TOPIC: Medieval and Renaissance Thought
Instructor: Dr. Gary kieffner
HUMN 3302 surveys the art, philosophy, and history that inform the social, political and religious institutions of World Culture from the centuries prior to the Common Era to approximately 1600 CE. The survey examines the arts of the era, relating them to political and social-historical contexts.

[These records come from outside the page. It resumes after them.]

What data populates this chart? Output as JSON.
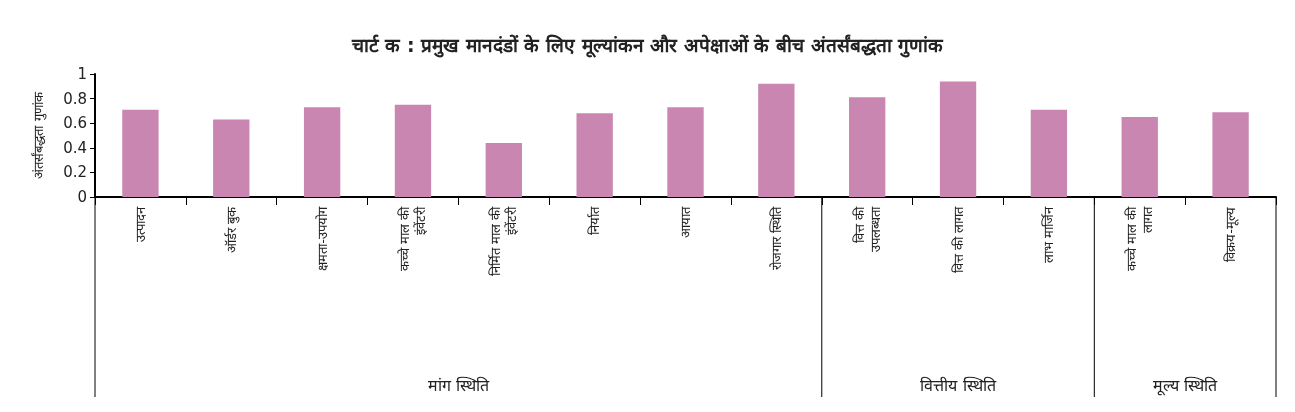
{
  "chart_data": {
    "type": "bar",
    "title": "चार्ट क : प्रमुख मानदंडों के लिए मूल्यांकन और अपेक्षाओं के बीच अंतर्संबद्धता गुणांक",
    "ylabel": "अंतर्संबद्धता गुणांक",
    "categories": [
      "उत्पादन",
      "ऑर्डर बुक",
      "क्षमता-उपयोग",
      "कच्चे माल की\nइंवेंटरी",
      "निर्मित माल की\nइंवेंटरी",
      "निर्यात",
      "आयात",
      "रोजगार स्थिति",
      "वित्त की\nउपलब्धता",
      "वित्त की लागत",
      "लाभ मार्जिन",
      "कच्चे माल की\nलागत",
      "विक्रय-मूल्य"
    ],
    "values": [
      0.71,
      0.63,
      0.73,
      0.75,
      0.44,
      0.68,
      0.73,
      0.92,
      0.81,
      0.94,
      0.71,
      0.65,
      0.69
    ],
    "color": "#c886b0",
    "ylim": [
      0,
      1
    ],
    "yticks": [
      0,
      0.2,
      0.4,
      0.6,
      0.8,
      1
    ],
    "grid": false,
    "annotations": [
      "मांग स्थिति",
      "वित्तीय स्थिति",
      "मूल्य स्थिति"
    ]
  }
}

“World culture” is a broad label referring to vast and diverse historical periods, geographies, human societies, language groups, political and economic systems. This section of Humanities 3302 aids in the development of an understanding of ancient, Medieval European and early Renaissance religious belief, philosophy, literature, architecture, music and arts that have shaped contemporary European history and today’s World Culture. While drawing such regional and global interconnections, our foci shall particularly include: creation of the New Testament canon and western Christianity, intellectual tension between faith and reason in the medieval and Renaissance eras, persistence and transformation of the myth of “Rome,” development of Islamic culture in Iberia, the crusading impulse, the medieval aesthetic in art and architecture in relation to medieval philosophy, technology and world views, civic humanism and transitions from medieval to Renaissance mentalities, Renaissance arts, social constructs and anomalies, the ideals of chivalry and western romantic courtship, protestant reformation, and the results of experiences in the Americas for both Europe and the western hemisphere. We shall engage in discussion and application of key topics as we develop a more complete understanding of World Culture.